포인트 클라우드와 뎁스 맵의 변환 관계 정리

이번 글에서는 포인트 클라우드와 뎁스 맵 사이의 변환 방법에 대하여 알아보도록 하겠습니다.
먼저 라이다를 통해 취득한 포인트 클라우드를 이미지에 Projection 하여 뎁스 맵을 만드는 방법에 대하여 다루어보고 뎁스 맵이 있을 때, 이 값을 포인트 클라우드 형태로 나타내는 방법에 대하여 다루어 보도록 하겠습니다.
이와 같은 연산의 핵심이 되는 값은 카메라 intrinsic 파라미터가되며 intrinsic을 통하여 3D → 2D로 변환이 가능하며 반대로 2D → 3D로 변환하기 위해서는 깊이(depth) 정보가 필요하기 때문에 intrinsic과 depth를 통해 2D → 3D로 변환할 수 있습니다.

카메라 좌표계 기준의 포인트 클라우드

본 글에서 다루은 포인트 클라우드는 카메라 좌표계에서 다루고자 합니다. 따라서 라이다 좌표계 기준에서 카메라 기준으로 포인트 들을 옮겨와야 합니다.
작성중 …

카메라 좌표계와 이미지 좌표계 간 변환

아래 코드는 렌즈 왜곡이 없는 핀홀 카메라 모델에서 카메라 좌표계의 3D 포인트를 이미지 좌표계의 픽셀에 대응시키는 예제입니다.
아래 예제는 카메라 좌표계의 (x, y, z) = (20, 30, 40)인 좌표를 (u, v) = (25, 55)로 변경합니다.

import numpy as np

X = np.array([20, 30, 40]).T
z = X[2]
K = np.array([
    [10, 0, 20],
    [0, 20, 40],
    [0, 0, 1]
])

# camera coordinate → normalized uv plane
uv_norm = X / z
print(uv_norm)
# [0.5  0.75 1.  ]

# normalized uv plane → uv plane
uv = np.matmul(K, uv_norm)
uv = uv.astype(np.uint8)
print(uv)
# [25 55  1]

# 과정을 한번에 표현하면 다음과 같습니다.
# camera coordinate → (normalized uv plane) → uv plane
uv = (1/z)*np.matmul(K, X)
uv = uv.astype(np.uint8)
print(uv)
# [25 55  1]

이번에는 앞의 예제의 z와 K 정보를 이용하여 이미지 좌표계의 좌표를 카메라 좌표계의 3D 포인트로 변환하는 작업을 해보겠습니다. 연산은 앞의 예제의 역순으로 진행됩니다.
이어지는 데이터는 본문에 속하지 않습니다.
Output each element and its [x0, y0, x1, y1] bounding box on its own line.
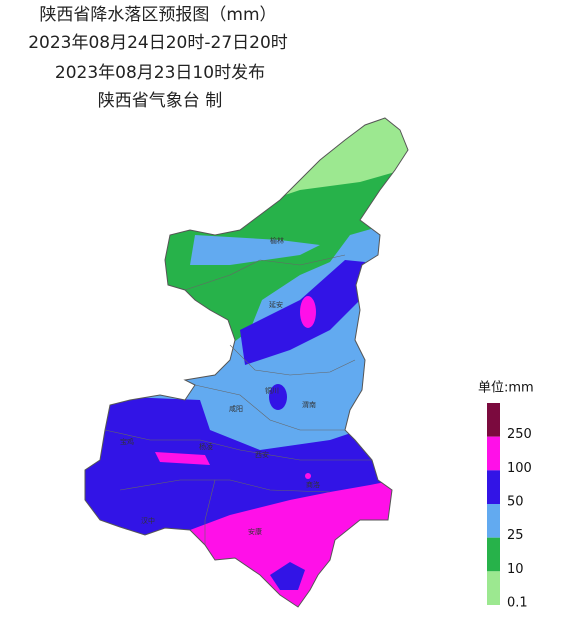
rain-map: [85, 118, 408, 607]
city-label: 宝鸡: [120, 437, 134, 446]
issued: 2023年08月23日10时发布: [55, 63, 265, 83]
city-label: 商洛: [306, 480, 320, 489]
city-label: 咸阳: [229, 404, 243, 413]
legend-label: 50: [507, 495, 524, 510]
legend-title: 单位:mm: [478, 381, 534, 396]
legend-label: 10: [507, 562, 524, 577]
legend-label: 0.1: [507, 596, 528, 611]
city-label: 安康: [248, 527, 262, 536]
legend-swatch: [487, 470, 500, 504]
city-label: 西安: [255, 450, 269, 459]
city-label: 延安: [269, 300, 283, 309]
city-label: 渭南: [302, 400, 316, 409]
city-borders: [104, 254, 372, 545]
city-label: 榆林: [270, 236, 284, 245]
city-label: 汉中: [141, 516, 155, 525]
legend-swatch: [487, 537, 500, 572]
issuer: 陕西省气象台 制: [98, 91, 222, 111]
legend-label: 250: [507, 427, 532, 442]
legend-swatch: [487, 571, 500, 605]
city-label: 铜川: [265, 386, 279, 395]
legend-swatch: [487, 436, 500, 471]
period: 2023年08月24日20时-27日20时: [28, 33, 288, 53]
title: 陕西省降水落区预报图（mm）: [39, 5, 276, 25]
legend-label: 100: [507, 461, 532, 476]
city-label: 杨凌: [199, 442, 213, 451]
legend-swatch: [487, 504, 500, 538]
legend-label: 25: [507, 528, 524, 543]
legend-swatch: [487, 403, 500, 437]
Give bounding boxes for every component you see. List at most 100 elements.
# uv plane → normalized uv plane

uv_norm = np.matmul(np.linalg.inv(K), uv)
print(uv_norm)
# [0.5  0.75 1.  ]

# normalized uv plane → camera coordinate
X = uv_norm * z
print(X)
# [20. 30. 40.]

# 과정을 한번에 표현하면 다음과 같습니다.
# uv plane → (normalized uv plane) → camera coordinate
X = z * np.matmul(np.linalg.inv(K), uv)
print(X)
# [20. 30. 40.]

위 예제와 같이 정확하게 원본 3D 포인트를 복원할 수 있었습니다. 여기서 3D 포인트를 정확히 복원하는 데 가장 중요한 역할을 하는 것은 z 입니다. z의 값을 알 수 있어야 ray 상에서 해당하는 3D 포인트로 변환할 수 있습니다.
그러나 일반적으로 단안 카메라를 통하여 입력된 이미지는 uv 좌표계의 2D 이기 때문에 z 값을 알 수 없습니다. 따라서 Depth Estimation을 통해 예측한 z 값을 도출해 내거나 z를 얻기 위하여 스테레오 카메라와 같은 비용이 비싼 센서를 필요로 합니다.
즉, 위 코드의 연산과 같이 z 값에 따라 카메라 좌표계의 (x, y, z) 값 전체가 달라지게 됩니다. 따라서 z 값을 정확히 추정해야 z뿐만 아니라 x, y 또한 정확히 복원해 낼 수 있습니다.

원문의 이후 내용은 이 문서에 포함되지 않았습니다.